Research Project by Dr. Edmund Kunji

Edmund KUNJI, PhD and Sotiria (Roula) TAVOULARI, PhD

MRC Mitochondrial Biology Unit, University of Cambridge, United Kingdom.

 

Characterising the Role of the Human Aspartate/Glutamate Carrier in Citrin Deficiency

Citrin deficiency is caused by the malfunction of the transport protein citrin. Citrin resides in a special compartment of the human cell, called the mitochondrion. Normally, it is involved in the import of the amino acid glutamate into the mitochondrion and in the export of the amino acid aspartate, which is important for many cellular functions and for the function of the human body. However, through specific mutations the function of citrin can be impaired, which leads to the disease. We study how these mutations affect the function of the protein and how this in turn impacts the function of the mitochondrion and the human cell, all with the aim to explore new approaches to a cure.


Scientific summary

Citrin is one of the most complex of all transport proteins, as it consists of three separate domains. The first domain is the regulatory domain, which changes conformation upon binding or release of calcium. The second domain is a transporter domain, which transports the amino acid glutamate into the mitochondrion and aspartate out of the mitochondrion and the third domain binds to the regulatory domain in the calcium-bound state and is released in the calcium-free state as part of the regulatory process. Citrin also forms a dimer via the regulatory domain, and thus is composed in total of six dynamic domains. Our contribution to the project is the molecular characterisation of disease variants of citrin that are associated with citrin deficiency. We will also study the impact of citrin disease variants on cellular and mitochondrial function. Finally, we will analyse the metabolic effect of citrin deficiency and factors that may positively influence it in order to find a cure.

 

Basic structure of the mitochondrial aspartate/glutamate carrier (citrin)

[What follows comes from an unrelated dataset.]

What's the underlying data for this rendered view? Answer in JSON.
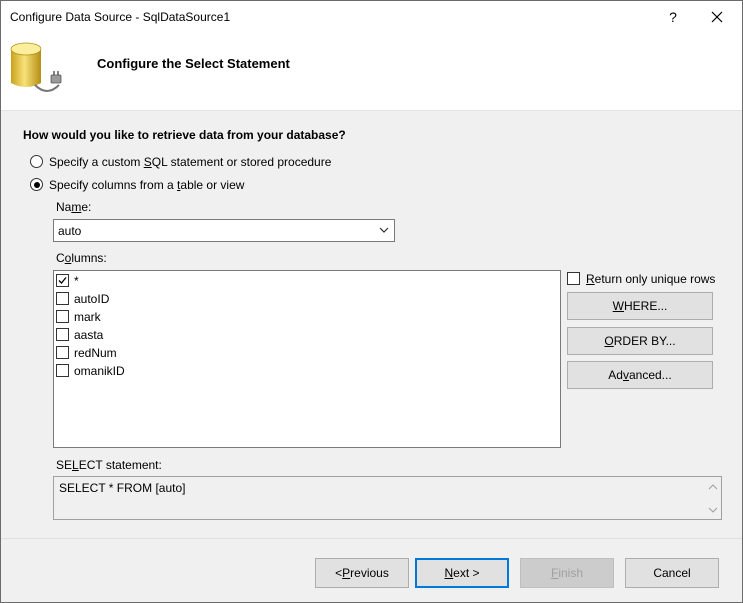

Citrin consists of three domains. Domain 1 is the calcium regulatory domain, domain 2 the carrier domain and domain 3, an amphipathic helix, which is bound to the regulatory domain in the calcium-bound state. Two citrin proteins, one coloured blue and the other red, form together a dimer. Also shown is a glutamate molecule, which is transported by the carrier domain through the inner membrane together with a proton.